Garnaut should know — he chaired Lihir Gold, which is one of the least efficient gold miners (it’s based in PNG) in the Asia-Pacific. Newcrest Mining took over Lihir in mid 2010 for $A9.5 billion, and has been forced to write off most of that cost because of Lihir’s inefficiencies and because of its difficult mining conditions and ore type.

But while corporate write-downs can give us an idea of the amount of capital being wasted, there are more substantial problems around productivity. As Fairfax’s Ross Gittins noted in July, current productivity measurement only covers around 65% of the economy. Moreover, “a much more serious problem is that the measurement of multi-factor productivity is quite dodgy. It’s measured as a residual, meaning that any error in measuring the three other items in the sum will (and does) make the measurement of multi-factor productivity wrong.

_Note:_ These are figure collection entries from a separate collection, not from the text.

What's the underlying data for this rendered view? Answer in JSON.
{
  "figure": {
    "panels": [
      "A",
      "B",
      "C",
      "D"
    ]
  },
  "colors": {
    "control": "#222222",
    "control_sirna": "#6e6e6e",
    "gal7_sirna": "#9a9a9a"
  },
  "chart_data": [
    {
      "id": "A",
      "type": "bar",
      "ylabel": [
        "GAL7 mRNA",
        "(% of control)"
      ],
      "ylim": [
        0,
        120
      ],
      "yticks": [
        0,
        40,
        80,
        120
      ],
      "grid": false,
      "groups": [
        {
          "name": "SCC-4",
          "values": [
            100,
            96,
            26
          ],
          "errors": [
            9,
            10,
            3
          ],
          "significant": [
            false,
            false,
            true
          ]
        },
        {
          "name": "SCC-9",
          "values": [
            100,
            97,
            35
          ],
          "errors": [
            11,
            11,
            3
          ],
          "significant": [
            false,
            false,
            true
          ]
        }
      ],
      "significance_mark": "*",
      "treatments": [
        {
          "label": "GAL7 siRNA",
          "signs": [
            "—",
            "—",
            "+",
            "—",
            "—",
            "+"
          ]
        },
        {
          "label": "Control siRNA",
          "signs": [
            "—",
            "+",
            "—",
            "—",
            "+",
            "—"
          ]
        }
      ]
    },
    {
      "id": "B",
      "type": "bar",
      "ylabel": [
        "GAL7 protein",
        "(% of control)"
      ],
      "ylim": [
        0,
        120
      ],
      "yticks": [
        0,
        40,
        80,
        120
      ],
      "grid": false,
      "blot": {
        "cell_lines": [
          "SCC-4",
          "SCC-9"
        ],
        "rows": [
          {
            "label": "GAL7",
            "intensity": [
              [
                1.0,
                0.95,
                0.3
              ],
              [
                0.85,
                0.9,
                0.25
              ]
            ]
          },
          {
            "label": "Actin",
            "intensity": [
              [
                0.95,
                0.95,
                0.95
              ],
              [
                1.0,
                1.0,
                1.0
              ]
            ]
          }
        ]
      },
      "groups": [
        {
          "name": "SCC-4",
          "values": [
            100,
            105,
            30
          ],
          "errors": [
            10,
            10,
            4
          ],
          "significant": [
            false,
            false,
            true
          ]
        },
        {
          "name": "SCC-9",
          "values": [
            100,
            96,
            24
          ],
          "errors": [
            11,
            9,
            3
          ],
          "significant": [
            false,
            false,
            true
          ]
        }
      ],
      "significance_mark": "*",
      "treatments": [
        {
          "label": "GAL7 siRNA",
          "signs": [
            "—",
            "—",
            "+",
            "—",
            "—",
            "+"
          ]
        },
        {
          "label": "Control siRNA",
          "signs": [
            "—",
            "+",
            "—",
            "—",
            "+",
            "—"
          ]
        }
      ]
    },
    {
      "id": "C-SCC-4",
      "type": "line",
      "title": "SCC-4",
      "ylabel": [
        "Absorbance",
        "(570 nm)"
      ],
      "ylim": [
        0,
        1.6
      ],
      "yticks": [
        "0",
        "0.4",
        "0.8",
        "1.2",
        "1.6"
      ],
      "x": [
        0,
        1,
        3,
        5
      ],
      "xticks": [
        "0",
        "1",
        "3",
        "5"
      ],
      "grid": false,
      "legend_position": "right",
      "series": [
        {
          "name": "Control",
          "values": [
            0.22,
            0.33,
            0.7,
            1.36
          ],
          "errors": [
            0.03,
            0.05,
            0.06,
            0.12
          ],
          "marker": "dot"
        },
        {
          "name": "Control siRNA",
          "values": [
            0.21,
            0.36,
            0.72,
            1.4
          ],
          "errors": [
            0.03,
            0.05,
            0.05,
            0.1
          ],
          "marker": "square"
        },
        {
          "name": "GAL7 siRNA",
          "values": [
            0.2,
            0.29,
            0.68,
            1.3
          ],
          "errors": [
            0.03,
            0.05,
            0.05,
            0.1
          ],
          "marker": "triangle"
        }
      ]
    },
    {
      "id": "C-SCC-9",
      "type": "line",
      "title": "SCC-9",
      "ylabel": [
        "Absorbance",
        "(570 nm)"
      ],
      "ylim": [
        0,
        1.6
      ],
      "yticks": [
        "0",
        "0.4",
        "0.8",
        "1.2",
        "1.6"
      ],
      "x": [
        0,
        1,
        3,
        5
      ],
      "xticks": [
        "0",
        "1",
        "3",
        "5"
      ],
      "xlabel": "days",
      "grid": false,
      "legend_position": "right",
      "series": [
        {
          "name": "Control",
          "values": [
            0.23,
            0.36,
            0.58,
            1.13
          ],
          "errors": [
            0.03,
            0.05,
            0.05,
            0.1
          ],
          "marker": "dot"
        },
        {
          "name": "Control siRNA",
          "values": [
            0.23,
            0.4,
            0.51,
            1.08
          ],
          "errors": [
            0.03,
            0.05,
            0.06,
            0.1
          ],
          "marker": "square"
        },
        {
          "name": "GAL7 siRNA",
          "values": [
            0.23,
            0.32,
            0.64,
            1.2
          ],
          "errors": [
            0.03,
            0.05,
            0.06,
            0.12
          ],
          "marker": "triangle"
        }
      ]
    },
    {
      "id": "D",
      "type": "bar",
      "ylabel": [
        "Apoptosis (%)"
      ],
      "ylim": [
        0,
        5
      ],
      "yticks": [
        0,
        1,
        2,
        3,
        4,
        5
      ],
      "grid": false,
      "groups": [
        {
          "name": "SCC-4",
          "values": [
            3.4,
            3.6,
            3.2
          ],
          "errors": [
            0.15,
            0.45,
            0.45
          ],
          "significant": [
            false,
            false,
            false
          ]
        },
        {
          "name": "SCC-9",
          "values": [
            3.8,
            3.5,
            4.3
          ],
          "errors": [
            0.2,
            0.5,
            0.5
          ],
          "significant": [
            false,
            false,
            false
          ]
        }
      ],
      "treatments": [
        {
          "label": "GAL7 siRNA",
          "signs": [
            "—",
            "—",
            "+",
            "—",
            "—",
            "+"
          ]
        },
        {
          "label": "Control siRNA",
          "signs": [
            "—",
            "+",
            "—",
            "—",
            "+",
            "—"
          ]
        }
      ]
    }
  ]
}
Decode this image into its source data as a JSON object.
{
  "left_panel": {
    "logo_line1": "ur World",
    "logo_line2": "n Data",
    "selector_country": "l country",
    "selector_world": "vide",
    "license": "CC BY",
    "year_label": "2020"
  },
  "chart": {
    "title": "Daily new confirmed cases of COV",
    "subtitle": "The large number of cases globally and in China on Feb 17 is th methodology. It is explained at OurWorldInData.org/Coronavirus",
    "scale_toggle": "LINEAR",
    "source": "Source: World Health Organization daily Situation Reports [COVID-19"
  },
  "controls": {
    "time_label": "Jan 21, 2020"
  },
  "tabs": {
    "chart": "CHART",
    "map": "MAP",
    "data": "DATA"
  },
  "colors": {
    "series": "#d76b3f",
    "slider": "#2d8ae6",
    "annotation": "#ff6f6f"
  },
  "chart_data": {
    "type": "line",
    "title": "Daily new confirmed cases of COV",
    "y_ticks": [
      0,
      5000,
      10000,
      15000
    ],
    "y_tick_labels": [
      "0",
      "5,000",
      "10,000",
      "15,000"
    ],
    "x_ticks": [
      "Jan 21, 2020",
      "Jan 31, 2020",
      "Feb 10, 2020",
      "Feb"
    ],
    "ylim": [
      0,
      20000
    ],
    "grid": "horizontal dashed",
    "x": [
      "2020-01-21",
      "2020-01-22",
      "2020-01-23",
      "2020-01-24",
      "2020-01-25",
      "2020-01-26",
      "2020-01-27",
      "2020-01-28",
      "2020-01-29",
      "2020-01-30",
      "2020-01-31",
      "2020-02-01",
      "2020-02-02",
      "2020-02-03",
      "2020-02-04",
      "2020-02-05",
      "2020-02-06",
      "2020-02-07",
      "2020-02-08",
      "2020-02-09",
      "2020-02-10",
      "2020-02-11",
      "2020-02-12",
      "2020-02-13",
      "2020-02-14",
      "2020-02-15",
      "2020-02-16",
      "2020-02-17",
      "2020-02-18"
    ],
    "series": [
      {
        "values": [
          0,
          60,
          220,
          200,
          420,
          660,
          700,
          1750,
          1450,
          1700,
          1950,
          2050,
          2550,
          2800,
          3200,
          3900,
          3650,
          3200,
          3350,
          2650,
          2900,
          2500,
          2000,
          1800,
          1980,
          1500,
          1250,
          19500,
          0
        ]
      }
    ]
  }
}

More particularly, economists have no way of accurately measuring capital inputs. Just one of their problems is that they can’t distinguish between more machines and better machines, meaning their so-called measure of multi-factor productivity excludes much of the technological advance it purports to measure.

And two of our most important economic sectors, health and education, are particularly problematic when it comes to measurement. Quite apart from its importance in keeping Australians alive and well, the health and social-care sector has been the biggest employer in the country for several years now and is also one of the fastest growing sources of employment as a proportion of the economy. Nor is that just about the public sector: the boom in shares prices and corporate activity in the health sector confirms that it is the growth area of activity for business — Ramsay Healthcare, for example, is now the biggest private hospital operator in the country and an emerging force in Europe. Yet we struggle to measure productivity beyond the basic fact that we tend to spend a little less than the OECD average on health but are one of the world’s longest lived peoples.

Education isn’t a huge economic sector (though higher education is an important export), but its performance is absolutely critical to our longer-term economic growth. Again, productivity measurement is extraordinarily difficult (and all the more so given the Abbott government has stupidly abandoned the Gonski funding reforms, which would have established a per-student national funding model).

If we can’t measure productivity comprehensively or accurately, how do we know if economic reform is successful, or what our reform priorities should be?

Unless, of course, as it undoubtedly is for many other attendees yesterday, “economic reform” is a mantra to cover self-serving policy changes, not to mention the obvious rent-seeking.